Eric Kierans, ministre des Communications, consacre des pages entières dans ses mémoires à cette « injustice massive ». En décrivant la réunion du conseil des ministres du 15 octobre, il rappelle que John Robarts, premier ministre de l’Ontario, appelait à « la guerre totale » contre les terroristes, que les éditoriaux des journaux canadiens réclamaient en hurlant une action drastique. Il ajoute que les déclarations de certains collègues ministres (Jean Marchand, Gérard Pelletier, John Turner) « enflammaient et endossaient » cette hystérie. « Nous avons perdu le gros bon sens; c’était un acte de foi aveugle. »

Kierans conclut :

« C’était Tommy Douglas du NPD qui s’est levé dans la Chambre, jour après jour, critiquant sans cesse le gouvernement pour avoir suspendu nos droits civiques. Il a preuve d’un grand courage politique. »

Certains disent que la Loi des mesures de guerre était nécessaire pour arrêter les membres du FLQ. Mais le grand spécialiste des questions de sécurité au Canada, le professeur Reg Whitaker, sur la base de recherches approfondies, écrit dès 1993:

« La GRC n’a jamais réclamé la Loi des mesures de guerre, n’a pas été consultée quant à son utilité, et s’y serait opposée si on avait demandé l’avis de ses dirigeants. »
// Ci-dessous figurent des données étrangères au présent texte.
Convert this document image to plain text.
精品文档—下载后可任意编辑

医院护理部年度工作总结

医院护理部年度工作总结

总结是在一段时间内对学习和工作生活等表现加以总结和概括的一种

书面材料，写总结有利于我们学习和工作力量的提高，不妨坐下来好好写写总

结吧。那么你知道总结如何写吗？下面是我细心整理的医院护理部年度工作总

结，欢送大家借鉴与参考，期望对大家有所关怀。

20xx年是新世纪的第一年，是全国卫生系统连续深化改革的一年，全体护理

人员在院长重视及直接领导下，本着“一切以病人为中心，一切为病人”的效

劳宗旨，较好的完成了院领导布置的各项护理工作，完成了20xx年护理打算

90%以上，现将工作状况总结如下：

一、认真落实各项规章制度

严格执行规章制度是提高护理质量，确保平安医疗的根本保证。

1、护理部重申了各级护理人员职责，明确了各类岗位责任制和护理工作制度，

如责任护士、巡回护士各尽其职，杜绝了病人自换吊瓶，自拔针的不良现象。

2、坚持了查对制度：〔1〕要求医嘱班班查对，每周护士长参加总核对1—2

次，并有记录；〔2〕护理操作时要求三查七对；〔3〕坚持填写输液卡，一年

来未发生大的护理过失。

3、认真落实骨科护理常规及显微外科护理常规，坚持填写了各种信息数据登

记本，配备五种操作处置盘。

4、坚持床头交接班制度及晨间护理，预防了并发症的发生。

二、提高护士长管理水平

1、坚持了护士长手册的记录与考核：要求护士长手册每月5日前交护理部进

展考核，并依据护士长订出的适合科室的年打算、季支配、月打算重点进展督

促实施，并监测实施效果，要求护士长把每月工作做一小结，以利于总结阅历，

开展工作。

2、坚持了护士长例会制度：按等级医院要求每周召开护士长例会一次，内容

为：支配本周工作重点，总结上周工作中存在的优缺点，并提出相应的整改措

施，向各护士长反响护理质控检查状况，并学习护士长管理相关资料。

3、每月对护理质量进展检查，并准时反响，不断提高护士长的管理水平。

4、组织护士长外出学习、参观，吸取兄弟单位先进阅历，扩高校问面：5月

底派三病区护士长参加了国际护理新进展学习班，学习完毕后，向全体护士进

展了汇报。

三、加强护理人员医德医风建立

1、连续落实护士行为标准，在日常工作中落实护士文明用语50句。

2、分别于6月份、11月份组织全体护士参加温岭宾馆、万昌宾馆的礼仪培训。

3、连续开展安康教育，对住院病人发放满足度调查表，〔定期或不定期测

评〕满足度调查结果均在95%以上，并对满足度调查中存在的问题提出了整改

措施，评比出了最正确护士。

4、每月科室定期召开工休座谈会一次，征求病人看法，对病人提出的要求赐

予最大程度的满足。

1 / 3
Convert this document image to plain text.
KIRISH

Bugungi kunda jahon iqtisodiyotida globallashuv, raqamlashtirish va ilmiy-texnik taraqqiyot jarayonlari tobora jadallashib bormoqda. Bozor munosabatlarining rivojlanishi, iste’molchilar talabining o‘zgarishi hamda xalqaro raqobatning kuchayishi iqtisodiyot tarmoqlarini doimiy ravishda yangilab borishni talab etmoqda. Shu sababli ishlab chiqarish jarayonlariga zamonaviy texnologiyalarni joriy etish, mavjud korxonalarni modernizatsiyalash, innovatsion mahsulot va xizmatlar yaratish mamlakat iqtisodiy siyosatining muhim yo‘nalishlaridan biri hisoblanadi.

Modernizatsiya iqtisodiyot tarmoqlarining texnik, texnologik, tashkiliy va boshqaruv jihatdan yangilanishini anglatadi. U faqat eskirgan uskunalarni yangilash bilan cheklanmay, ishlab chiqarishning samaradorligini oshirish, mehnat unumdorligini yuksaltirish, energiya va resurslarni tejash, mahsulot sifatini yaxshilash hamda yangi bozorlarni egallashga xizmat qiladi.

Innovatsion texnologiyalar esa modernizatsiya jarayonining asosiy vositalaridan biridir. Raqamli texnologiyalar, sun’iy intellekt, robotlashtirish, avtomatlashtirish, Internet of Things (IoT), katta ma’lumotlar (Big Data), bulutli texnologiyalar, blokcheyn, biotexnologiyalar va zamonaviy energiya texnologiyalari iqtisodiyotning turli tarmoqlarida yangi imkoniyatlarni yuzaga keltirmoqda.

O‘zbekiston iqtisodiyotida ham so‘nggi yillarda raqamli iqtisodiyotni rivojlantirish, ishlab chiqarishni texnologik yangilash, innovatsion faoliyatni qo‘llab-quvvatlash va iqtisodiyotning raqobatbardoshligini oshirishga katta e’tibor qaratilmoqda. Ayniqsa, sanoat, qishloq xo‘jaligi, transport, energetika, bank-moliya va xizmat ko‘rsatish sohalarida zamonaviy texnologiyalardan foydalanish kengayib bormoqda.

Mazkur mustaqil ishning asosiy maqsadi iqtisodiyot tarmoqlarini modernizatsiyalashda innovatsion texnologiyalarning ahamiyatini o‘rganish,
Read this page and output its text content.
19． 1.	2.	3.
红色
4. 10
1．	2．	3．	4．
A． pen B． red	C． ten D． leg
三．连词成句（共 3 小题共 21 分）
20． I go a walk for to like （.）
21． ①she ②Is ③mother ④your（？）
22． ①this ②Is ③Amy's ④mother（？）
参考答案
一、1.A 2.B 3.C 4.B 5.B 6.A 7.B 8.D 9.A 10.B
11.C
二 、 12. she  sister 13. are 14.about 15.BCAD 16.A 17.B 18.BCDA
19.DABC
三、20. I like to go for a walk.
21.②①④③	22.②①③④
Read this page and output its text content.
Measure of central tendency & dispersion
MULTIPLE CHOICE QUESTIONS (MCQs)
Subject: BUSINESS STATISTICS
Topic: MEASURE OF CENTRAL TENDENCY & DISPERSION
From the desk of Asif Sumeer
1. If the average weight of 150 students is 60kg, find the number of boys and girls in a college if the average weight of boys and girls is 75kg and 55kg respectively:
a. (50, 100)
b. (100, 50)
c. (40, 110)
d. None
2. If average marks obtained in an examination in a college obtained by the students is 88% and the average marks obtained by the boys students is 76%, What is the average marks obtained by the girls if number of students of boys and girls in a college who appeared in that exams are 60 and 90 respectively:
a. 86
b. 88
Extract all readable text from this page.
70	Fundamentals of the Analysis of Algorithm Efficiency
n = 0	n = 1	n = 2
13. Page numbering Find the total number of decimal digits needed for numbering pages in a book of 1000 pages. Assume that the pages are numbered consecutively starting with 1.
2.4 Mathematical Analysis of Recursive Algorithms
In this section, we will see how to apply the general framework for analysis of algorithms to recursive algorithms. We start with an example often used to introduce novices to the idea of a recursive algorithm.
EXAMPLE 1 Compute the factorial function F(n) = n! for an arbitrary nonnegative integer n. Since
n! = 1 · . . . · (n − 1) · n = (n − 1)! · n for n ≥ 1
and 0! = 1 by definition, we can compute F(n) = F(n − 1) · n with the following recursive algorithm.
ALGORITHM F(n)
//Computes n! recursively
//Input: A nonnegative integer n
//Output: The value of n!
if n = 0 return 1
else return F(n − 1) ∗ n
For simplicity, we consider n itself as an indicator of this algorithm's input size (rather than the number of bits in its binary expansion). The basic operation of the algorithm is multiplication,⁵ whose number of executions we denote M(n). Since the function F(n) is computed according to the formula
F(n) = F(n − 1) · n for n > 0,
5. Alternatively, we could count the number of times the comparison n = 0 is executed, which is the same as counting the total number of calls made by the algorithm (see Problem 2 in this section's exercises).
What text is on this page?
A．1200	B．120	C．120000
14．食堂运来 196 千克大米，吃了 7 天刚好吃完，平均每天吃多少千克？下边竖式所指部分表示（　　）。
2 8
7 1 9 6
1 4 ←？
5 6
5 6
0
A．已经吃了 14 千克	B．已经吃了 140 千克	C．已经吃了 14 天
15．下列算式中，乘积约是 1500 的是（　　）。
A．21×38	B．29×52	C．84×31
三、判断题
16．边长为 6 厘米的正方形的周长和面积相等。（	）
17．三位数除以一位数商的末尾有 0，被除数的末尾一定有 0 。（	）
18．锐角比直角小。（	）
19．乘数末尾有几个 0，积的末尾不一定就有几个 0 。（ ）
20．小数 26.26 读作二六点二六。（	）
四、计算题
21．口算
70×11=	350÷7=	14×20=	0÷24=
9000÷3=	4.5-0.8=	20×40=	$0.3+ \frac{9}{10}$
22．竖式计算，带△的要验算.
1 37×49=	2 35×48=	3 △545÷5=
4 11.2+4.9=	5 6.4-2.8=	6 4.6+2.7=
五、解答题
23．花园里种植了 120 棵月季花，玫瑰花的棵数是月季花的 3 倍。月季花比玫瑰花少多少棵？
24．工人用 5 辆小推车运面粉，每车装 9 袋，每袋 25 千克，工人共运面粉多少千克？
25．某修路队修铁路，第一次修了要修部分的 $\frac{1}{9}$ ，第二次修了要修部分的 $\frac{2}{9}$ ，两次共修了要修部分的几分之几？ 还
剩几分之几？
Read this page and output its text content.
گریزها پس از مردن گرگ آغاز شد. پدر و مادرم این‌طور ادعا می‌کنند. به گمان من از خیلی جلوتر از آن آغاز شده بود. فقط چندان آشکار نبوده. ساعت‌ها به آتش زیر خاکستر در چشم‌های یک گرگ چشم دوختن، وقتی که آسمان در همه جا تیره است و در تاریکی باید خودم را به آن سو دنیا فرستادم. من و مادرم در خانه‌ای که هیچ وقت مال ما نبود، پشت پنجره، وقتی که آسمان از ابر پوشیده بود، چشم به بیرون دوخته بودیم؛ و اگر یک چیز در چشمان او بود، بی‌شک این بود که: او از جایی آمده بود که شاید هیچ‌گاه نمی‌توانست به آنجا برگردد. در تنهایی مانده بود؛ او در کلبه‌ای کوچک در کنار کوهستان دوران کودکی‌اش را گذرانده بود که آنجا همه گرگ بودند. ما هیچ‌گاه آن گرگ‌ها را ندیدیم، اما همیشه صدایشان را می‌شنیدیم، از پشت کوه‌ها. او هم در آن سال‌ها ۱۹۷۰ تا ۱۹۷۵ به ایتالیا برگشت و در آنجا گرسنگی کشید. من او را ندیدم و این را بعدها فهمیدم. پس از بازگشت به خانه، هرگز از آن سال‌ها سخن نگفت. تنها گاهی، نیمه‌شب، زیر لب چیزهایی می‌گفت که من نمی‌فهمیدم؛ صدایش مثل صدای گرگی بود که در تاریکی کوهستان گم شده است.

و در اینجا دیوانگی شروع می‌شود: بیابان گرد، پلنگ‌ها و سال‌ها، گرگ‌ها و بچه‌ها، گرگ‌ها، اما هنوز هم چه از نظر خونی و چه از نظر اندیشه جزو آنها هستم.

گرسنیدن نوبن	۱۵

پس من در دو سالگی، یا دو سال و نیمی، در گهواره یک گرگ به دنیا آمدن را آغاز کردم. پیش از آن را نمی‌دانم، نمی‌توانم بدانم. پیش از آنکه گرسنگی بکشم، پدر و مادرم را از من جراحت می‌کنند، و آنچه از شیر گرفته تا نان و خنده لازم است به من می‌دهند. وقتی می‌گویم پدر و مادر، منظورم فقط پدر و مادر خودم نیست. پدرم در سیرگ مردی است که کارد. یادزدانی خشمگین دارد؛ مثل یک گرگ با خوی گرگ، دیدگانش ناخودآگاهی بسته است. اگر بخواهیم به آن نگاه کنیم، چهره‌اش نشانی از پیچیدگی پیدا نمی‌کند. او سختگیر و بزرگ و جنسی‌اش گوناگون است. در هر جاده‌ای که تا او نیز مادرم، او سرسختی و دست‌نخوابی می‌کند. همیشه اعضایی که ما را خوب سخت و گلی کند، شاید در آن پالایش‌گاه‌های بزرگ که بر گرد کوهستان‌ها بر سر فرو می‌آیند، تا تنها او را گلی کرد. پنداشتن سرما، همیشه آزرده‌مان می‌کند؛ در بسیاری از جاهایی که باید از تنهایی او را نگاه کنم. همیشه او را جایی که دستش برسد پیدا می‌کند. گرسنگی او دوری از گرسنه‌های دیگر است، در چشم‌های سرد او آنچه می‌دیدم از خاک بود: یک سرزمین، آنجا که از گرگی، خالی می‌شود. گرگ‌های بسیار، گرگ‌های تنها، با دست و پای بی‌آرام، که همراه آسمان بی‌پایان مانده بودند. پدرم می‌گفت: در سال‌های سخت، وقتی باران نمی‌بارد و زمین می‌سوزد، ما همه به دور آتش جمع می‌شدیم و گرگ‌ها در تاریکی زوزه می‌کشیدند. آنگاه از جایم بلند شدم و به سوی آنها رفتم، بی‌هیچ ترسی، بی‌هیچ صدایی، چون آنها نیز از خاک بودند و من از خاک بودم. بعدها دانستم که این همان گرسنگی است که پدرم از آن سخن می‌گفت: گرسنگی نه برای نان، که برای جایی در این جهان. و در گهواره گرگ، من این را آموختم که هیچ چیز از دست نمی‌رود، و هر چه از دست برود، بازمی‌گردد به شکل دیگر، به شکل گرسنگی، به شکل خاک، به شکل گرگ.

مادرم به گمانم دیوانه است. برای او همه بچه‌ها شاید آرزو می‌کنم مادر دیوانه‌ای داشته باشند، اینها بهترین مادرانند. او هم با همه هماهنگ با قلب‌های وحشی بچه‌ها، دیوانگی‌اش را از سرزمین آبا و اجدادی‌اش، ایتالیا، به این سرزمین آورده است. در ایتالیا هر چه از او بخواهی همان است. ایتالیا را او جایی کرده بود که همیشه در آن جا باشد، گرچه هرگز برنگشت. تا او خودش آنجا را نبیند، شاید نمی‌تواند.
L’autre raison invoquée était l’histoire d’un « gouvernement provisoire » sous la direction de René Lévesque, de Claude Ryan et de Louis Laberge de la FTQ. Cette sornette a paru la première fois dans The Toronto Star. Or, Peter C. Newman, rédacteur en chef du Toronto Star à l’époque, l’a dégonflé avec aplomb dans ses mémoires. « Ce scénario était un mensonge méticuleusement concocté » par le premier ministre Trudeau et son secrétaire principal Marc Lalonde. « Tous les deux, dit-il, m’ont menti sur les raisons pour lesquelles les mesures de guerre ont été imposées. »

Le chef du NPD Tommy Douglas a eu raison de dénoncer les mesures de guerre en 1940 utilisée contre les Canadiens de descendance japonaise. Et il a eu raison on 1970. 

L’heure est venue pour le gouvernement du Canada de présenter des excuses. 

Robin Philpot

Photo en vedette : Capture d’écran. Photo par Benoit Brouillette. Flickr.com

Note:

1 Les citations viennent principalement de Trudeau et ses mesures de guerre, Vus du Canada anglais (Septentrion, 2011 – paru dans une nouvelle édition anglaise Pierre Trudeau’s Darkest Hour, War Mesures 1970 – Baraka Books 2020).